5. The future of privacy starts in California
Axios' Jennifer Kingson and Kia Kokalitcheva write: A landmark privacy law in California, which kicks in Jan. 1, will give Golden State residents the right to find out what a company knows about them and get it deleted — and to stop the company from selling it.
Why it matters: It could effectively become a national privacy law, since companies that are racing to comply with it may give these privileges to non-Californians, too.
The California Consumer Privacy Act will apply to companies with at least $25 million in annual revenue, have personal information on at least 50,000 people, or earn at least half their money by selling consumers' personal information.
- Next year, any Californian will be able to demand that a company disclose what data it's keeping on them — and can tell them to knock it off.
- Starting next July, Californians will be allowed to sue businesses for certain data breaches, and the California attorney general will be able to bring enforcement actions.
Where it stands: Companies are racing to get their computer systems ready, spending as much as $100 million, according to a PricewaterhouseCoopers estimate quoted in the Wall Street Journal and confirmed by Axios.
Computer architecture is the big sticking point. Consumer information can reside in lots of databases, and the same consumer can be listed under different names, addresses or nicknames.

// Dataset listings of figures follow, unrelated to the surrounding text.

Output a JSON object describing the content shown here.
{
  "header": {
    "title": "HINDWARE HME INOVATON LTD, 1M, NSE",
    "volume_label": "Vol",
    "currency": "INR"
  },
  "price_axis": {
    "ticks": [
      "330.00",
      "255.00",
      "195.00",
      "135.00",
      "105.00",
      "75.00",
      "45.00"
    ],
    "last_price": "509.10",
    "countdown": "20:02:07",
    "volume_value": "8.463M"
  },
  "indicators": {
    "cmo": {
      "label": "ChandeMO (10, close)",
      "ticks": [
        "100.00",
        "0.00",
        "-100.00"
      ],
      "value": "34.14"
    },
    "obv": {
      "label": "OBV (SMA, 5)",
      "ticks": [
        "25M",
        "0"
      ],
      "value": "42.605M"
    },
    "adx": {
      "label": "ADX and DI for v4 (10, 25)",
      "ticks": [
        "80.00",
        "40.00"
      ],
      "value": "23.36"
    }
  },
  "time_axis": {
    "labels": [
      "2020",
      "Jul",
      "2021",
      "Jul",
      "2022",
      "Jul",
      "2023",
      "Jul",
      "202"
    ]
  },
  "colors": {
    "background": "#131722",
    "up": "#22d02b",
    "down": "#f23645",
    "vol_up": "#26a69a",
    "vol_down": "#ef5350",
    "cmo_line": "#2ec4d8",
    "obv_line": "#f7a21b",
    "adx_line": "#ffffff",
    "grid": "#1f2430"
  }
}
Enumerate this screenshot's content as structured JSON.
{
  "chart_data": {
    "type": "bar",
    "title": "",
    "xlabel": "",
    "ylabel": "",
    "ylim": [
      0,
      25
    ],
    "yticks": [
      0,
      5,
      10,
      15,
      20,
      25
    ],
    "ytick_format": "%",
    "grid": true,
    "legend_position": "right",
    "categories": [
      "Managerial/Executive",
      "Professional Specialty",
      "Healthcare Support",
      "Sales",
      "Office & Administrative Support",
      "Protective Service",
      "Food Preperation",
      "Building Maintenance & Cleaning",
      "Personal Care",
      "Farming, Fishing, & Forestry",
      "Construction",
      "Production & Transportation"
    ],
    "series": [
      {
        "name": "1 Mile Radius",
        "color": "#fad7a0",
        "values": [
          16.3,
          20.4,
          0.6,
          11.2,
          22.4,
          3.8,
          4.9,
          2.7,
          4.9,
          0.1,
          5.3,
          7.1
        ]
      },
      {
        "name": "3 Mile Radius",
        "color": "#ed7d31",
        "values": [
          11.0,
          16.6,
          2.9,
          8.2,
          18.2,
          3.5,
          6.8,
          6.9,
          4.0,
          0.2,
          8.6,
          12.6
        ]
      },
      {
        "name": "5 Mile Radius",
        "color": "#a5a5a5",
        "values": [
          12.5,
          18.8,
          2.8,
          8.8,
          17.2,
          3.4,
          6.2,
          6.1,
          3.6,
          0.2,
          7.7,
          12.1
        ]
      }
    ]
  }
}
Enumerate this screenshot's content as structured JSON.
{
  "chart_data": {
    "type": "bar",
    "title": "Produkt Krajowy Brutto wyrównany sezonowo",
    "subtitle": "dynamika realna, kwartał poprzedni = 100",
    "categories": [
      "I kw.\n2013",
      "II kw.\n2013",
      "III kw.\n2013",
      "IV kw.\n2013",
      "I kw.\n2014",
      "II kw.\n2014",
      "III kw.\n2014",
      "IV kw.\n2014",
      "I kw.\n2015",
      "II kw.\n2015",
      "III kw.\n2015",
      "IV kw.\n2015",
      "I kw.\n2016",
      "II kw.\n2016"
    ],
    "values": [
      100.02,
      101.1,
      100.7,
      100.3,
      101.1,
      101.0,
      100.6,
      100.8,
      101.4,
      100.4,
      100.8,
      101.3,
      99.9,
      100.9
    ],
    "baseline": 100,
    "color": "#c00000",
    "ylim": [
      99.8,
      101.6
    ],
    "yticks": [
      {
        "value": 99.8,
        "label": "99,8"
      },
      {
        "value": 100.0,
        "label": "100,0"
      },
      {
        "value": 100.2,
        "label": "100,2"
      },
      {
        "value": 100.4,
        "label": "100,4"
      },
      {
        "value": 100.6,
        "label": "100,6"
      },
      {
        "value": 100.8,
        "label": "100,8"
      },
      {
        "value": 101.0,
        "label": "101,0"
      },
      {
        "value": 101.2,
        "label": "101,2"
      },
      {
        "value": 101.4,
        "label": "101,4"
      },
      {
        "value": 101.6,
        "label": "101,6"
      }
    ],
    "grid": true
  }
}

- "Large companies are struggling with this because they have vast amounts of data, and small companies are struggling with this because they don't have those resources," Peter McLaughlin, a privacy law attorney at Womble Bond Dickinson, told Axios.
Between the lines: While efforts to pass a federal privacy law have failed, companies think it's certain that something like the California law will hold sway nationally — and that other states will follow California's lead — so they're planning accordingly.
- Companies fully expect that people outside California will call them after Jan. 1 to demand that their data be deleted — or cease being sold — and many will comply.
- "The general consensus is that it's an inevitability — not an 'if' but a 'when,'" Kabir Barday, CEO of OneTrust, which helps company comply with privacy laws, told Axios.